Foi publicado hoje o edital de chamamento público da Fundação Regional de Saúde para a contratação de médicos. A expectativa do governo é de que esses profissionais atuem na Unidade de Pronto Atendimento (UPA) do Bela Vista, reduzindo o déficit de pessoal na rede de urgência e emergência do município. Para que o plano alcance êxito, no entanto, o presidente do Conselho Gestor da entidade, secretário Fernando Monti, afirma que será necessária a contratação de pelo menos 20 médicos “freelancers”, sem concurso público.
O número é calculado a partir da quantidade de profissionais pactuada para cada turno na UPA: três para o período diurno (das 7h às 19h) e dois para o noturno (das 19h às 7h). Além disso, a unidade depende de outro médico para acompanhar, diariamente, os pacientes em observação.
“Não podemos falar em nada muito exato porque o número de plantões cumprido pode variar de um médico para outro. Imaginando que todos peguem só 24 horas, o que equivale a dois plantões, a conta é de sete médicos para cada um dos cinco postos diários. Fixadas essas variáveis, precisaríamos de 35. No entanto, acredito que com 20 já seja possível a unidade funcionar bem”, explica Fernando Monti.
Esses médicos não terão vínculo trabalhista com a fundação ou com o município. O edital de chamamento convida os profissionais interessados em atuar em regime de plantões pela modalidade de pessoa jurídica, mais precisamente, Empresa Individual de Responsabilidade Limitada (Eireli).
A remuneração oferecida é de R$ 1.500,00 por cada plantão de 12 horas. O valor é semelhante pago aos médicos concursados da prefeitura (R$ 1.429,00) que cumprem plantões extraordinárias da rede de urgência.
Antes de prestarem os serviços à fundação na UPA Bela Vista, os médicos interessados serão submetidos a testes para provar aptidão no atendimento de urgência e emergência. Não há limite máximo de médicos para serem selecionados, já que os plantões serão cumpridos de acordo com a demanda da unidade.
Pressa
Como é latente a crise de falta de médicos, o município tem pressa em resolver o problema. Por esse motivo, os interessados no chamamento público devem encaminhar até o próximo 10 de novembro, via correio, toda a documentação exigida no edital aos cuidados de Monti, presidente do Conselho Curador da fundação. A prova de inscrição no Cadastro Nacional de Pessoa Jurídica (CNPJ) é um dos pré-requisitos.
Depois do recebimento da documentação dos profissionais, a expectativa da entidade é de que as contratações possam acontecer dentro do prazo de 15 dias a partir da data final para a inscrição.
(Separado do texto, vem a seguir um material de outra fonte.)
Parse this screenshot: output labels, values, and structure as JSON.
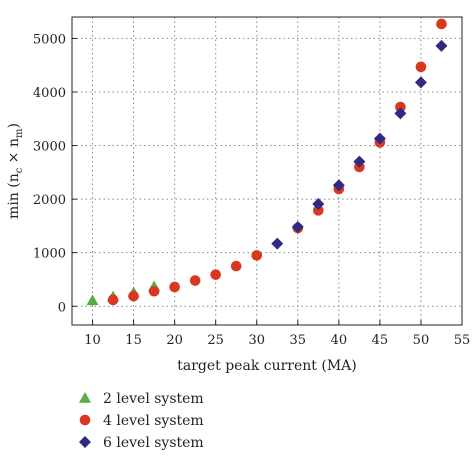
{
  "chart_data": {
    "type": "scatter",
    "xlabel": "target peak current (MA)",
    "ylabel_parts": {
      "pre": "min (n",
      "sub1": "c",
      "mid": " × n",
      "sub2": "m",
      "post": ")"
    },
    "xlim": [
      7.5,
      55
    ],
    "ylim": [
      -350,
      5400
    ],
    "xticks": [
      10,
      15,
      20,
      25,
      30,
      35,
      40,
      45,
      50,
      55
    ],
    "xtick_labels": [
      "10",
      "15",
      "20",
      "25",
      "30",
      "35",
      "40",
      "45",
      "50",
      "55"
    ],
    "yticks": [
      0,
      1000,
      2000,
      3000,
      4000,
      5000
    ],
    "ytick_labels": [
      "0",
      "1000",
      "2000",
      "3000",
      "4000",
      "5000"
    ],
    "grid": "dotted",
    "legend_position": "bottom",
    "series": [
      {
        "name": "2 level system",
        "marker": "triangle",
        "color": "#5aac44",
        "points": [
          [
            10,
            110
          ],
          [
            12.5,
            180
          ],
          [
            15,
            260
          ],
          [
            17.5,
            370
          ]
        ]
      },
      {
        "name": "4 level system",
        "marker": "circle",
        "color": "#d9381e",
        "points": [
          [
            12.5,
            120
          ],
          [
            15,
            190
          ],
          [
            17.5,
            280
          ],
          [
            20,
            360
          ],
          [
            22.5,
            480
          ],
          [
            25,
            590
          ],
          [
            27.5,
            750
          ],
          [
            30,
            950
          ],
          [
            35,
            1460
          ],
          [
            37.5,
            1790
          ],
          [
            40,
            2190
          ],
          [
            42.5,
            2600
          ],
          [
            45,
            3060
          ],
          [
            47.5,
            3720
          ],
          [
            50,
            4470
          ],
          [
            52.5,
            5270
          ]
        ]
      },
      {
        "name": "6 level system",
        "marker": "diamond",
        "color": "#2e2a86",
        "points": [
          [
            32.5,
            1170
          ],
          [
            35,
            1480
          ],
          [
            37.5,
            1910
          ],
          [
            40,
            2260
          ],
          [
            42.5,
            2700
          ],
          [
            45,
            3130
          ],
          [
            47.5,
            3600
          ],
          [
            50,
            4180
          ],
          [
            52.5,
            4860
          ]
        ]
      }
    ]
  }
}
Fernando Monti, contudo, diz que prefere ser realista e trabalha com a hipótese de encerrar esse processo, com os médicos já atuando na UPA Bela Vista, até o fim do ano.
Brecha
Atualmente, a maior dificuldade da Secretaria Municipal de Saúde é conseguir médicos para os plantões extras aos finais de semana e feriados. Fernando Monti acredita, no entanto, que este não será um problema para a fundação.
A partir da lista dos profissionais selecionados pelo chamamento público, as escalas mensais de trabalho serão elaboradas, considerando as demandas do município, mas, também, as restrições logísticas dos profissionais, que poderão, inclusive, vir de outras cidades da região.
O contrato de prestação de serviço assinado com cada um deles, no entanto, deverá assegurar escalas completas na unidade. “Caso deixem de cumprir com o que for acordado, serão previstas sanções, que poderão chegar até mesmo à dispensa do profissional. É uma medida que seria mais difícil de ser tomada em relação a um médico contratado por concurso público”, diz Monti.
Na ficha de inscrição do edital, a fundação pede para que os médicos apontem quais são seus dias de preferência para plantões, mas ressalta que não há compromisso de distribuição de escalas exclusivamente nos dias de preferência.
Interrupções
Atualmente, há déficit de 70 médicos para a cobertura dos atendimentos na rede de urgência e emergência da Secretaria Municipal de Saúde, que engloba o Pronto-Socorro Central (PSC), quatro UPAs e o Serviço de Atendimento Móvel de Urgência (Samu).
Essa defasagem é coberta com os plantões extras. No entanto, os profissionais têm se recusado a cumpri-las, especialmente nos finais de semana e feriados e, por consequência, ficam suspensos os atendimentos nas unidades.
No último domingo, por exemplo, todas as UPAs foram fechadas. No próximo fim de semana, o cenário deve ser ainda pior em função da emenda do ponto facultativo de amanhã.
O governo tem apresentado a Fundação Regional de Saúde como a principal alternativa para a solução deste problema em curto prazo. Com o preenchimento das escalas do Bela Vista – a maior das UPAs – pelos médicos da entidade, mais profissionais concursados estarão disponíveis para a redistribuição entre as demais unidades.